Miguel Carvalho, 41 anos, da delegação do Porto da revista, fora incumbido de escrever sobre o misterioso e mediático assassínio, ocorrido por esses dias no Brasil, de Rosalinda Ribeiro, antiga secretária e companheira afetiva do milionário vieirense falecido em 2000, com quase 100 anos. A ida à freguesia de onde Feteira partira à conquista de um império haveria de originar uma obra em dois volumes cujo primeiro tomo vai aparecer na próxima semana nas livrarias, com a chancela da Quidnovi: Lúcio Feteira, a história desconhecida.
“Muitos anos depois, diante do pelotão de fuzilamento, o coronel Aureliano Buendía haveria de recordar aquela tarde remota em que o pai o levara a conhecer o gelo.” Assim principia o romance de Gabriel García Márquez Cem anos de solidão, simultaneamente primeira pedra e pedra-de-toque do “realismo mágico” latino-americano.
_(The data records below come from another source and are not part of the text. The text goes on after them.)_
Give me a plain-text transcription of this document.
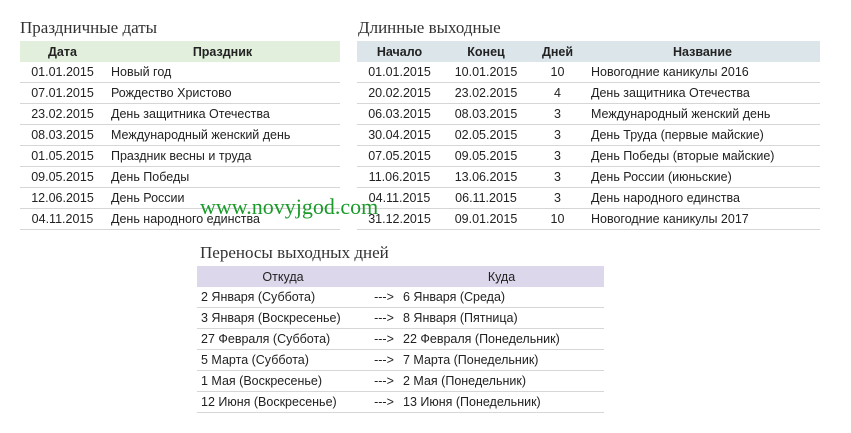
Праздничные даты
Дата	Праздник
01.01.2015	Новый год
07.01.2015	Рождество Христово
23.02.2015	День защитника Отечества
08.03.2015	Международный женский день
01.05.2015	Праздник весны и труда
09.05.2015	День Победы
12.06.2015	День России
04.11.2015	День народного единства
Длинные выходные
Начало	Конец	Дней	Название
01.01.2015	10.01.2015	10	Новогодние каникулы 2016
20.02.2015	23.02.2015	4	День защитника Отечества
06.03.2015	08.03.2015	3	Международный женский день
30.04.2015	02.05.2015	3	День Труда (первые майские)
07.05.2015	09.05.2015	3	День Победы (вторые майские)
11.06.2015	13.06.2015	3	День России (июньские)
04.11.2015	06.11.2015	3	День народного единства
31.12.2015	09.01.2015	10	Новогодние каникулы 2017
Переносы выходных дней
Откуда		Куда
2 Января (Суббота)	--->	6 Января (Среда)
3 Января (Воскресенье)	--->	8 Января (Пятница)
27 Февраля (Суббота)	--->	22 Февраля (Понедельник)
5 Марта (Суббота)	--->	7 Марта (Понедельник)
1 Мая (Воскресенье)	--->	2 Мая (Понедельник)
12 Июня (Воскресенье)	--->	13 Июня (Понедельник)
www.novyjgod.com
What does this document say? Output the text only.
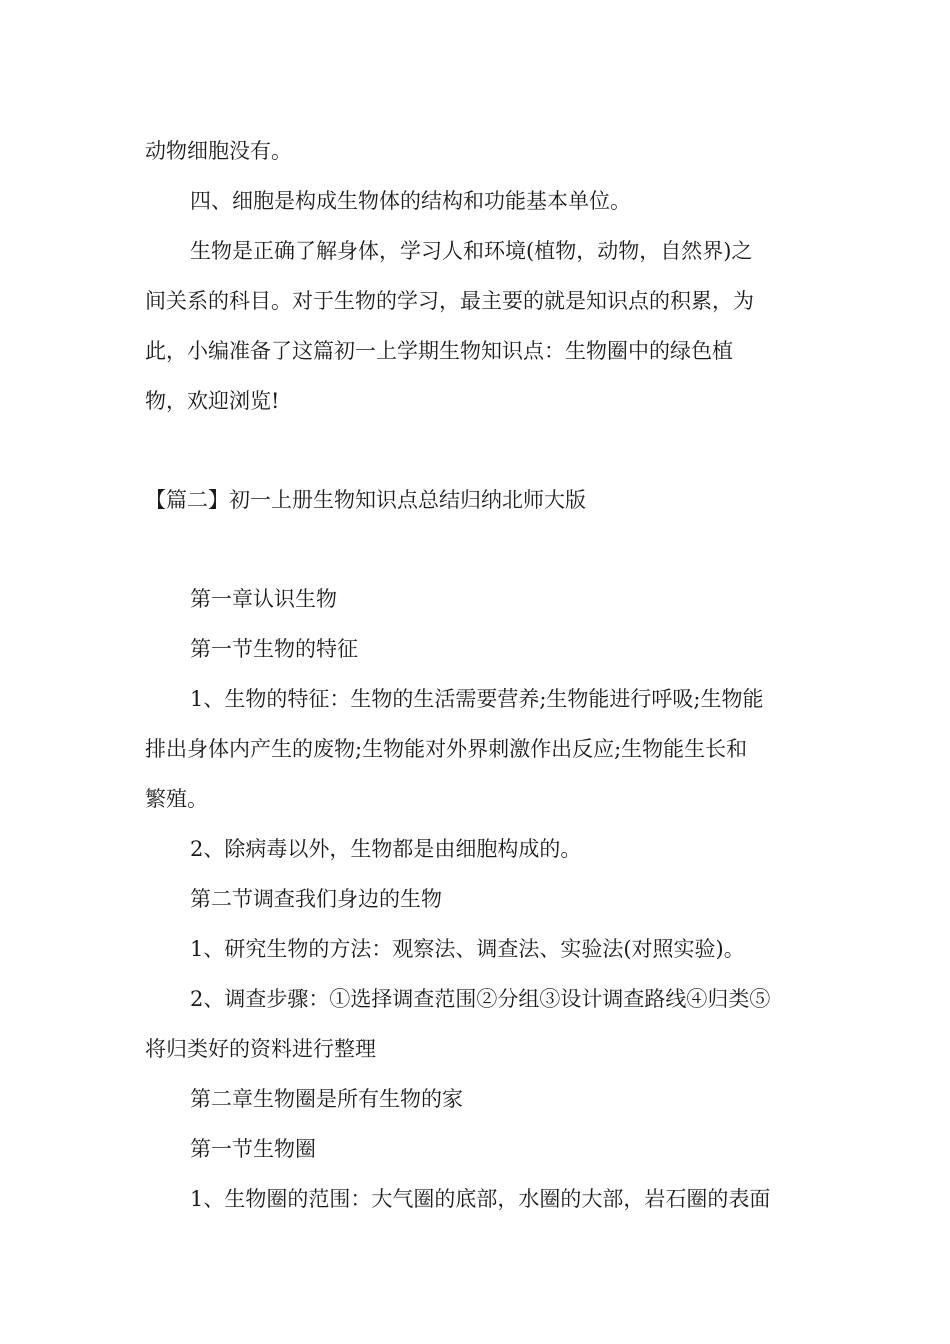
动物细胞没有。
四、细胞是构成生物体的结构和功能基本单位。
生物是正确了解身体，学习人和环境(植物，动物，自然界)之
间关系的科目。对于生物的学习，最主要的就是知识点的积累，为
此，小编准备了这篇初一上学期生物知识点：生物圈中的绿色植
物，欢迎浏览!
【篇二】初一上册生物知识点总结归纳北师大版
第一章认识生物
第一节生物的特征
1、生物的特征：生物的生活需要营养;生物能进行呼吸;生物能
排出身体内产生的废物;生物能对外界刺激作出反应;生物能生长和
繁殖。
2、除病毒以外，生物都是由细胞构成的。
第二节调查我们身边的生物
1、研究生物的方法：观察法、调查法、实验法(对照实验)。
2、调查步骤：①选择调查范围②分组③设计调查路线④归类⑤
将归类好的资料进行整理
第二章生物圈是所有生物的家
第一节生物圈
1、生物圈的范围：大气圈的底部，水圈的大部，岩石圈的表面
Miguel Carvalho acha – e bem – que a história da família Feteira de Vieira de Leiria tem sobre a dos Buendía da fictícia Macondo a vantagem de ser verídica, sabendo-se como se sabe que a realidade suplanta quase sempre a ficção quando se trata de imprevisibilidades, loucura, excessos, ódios, amores, vinganças e crimes.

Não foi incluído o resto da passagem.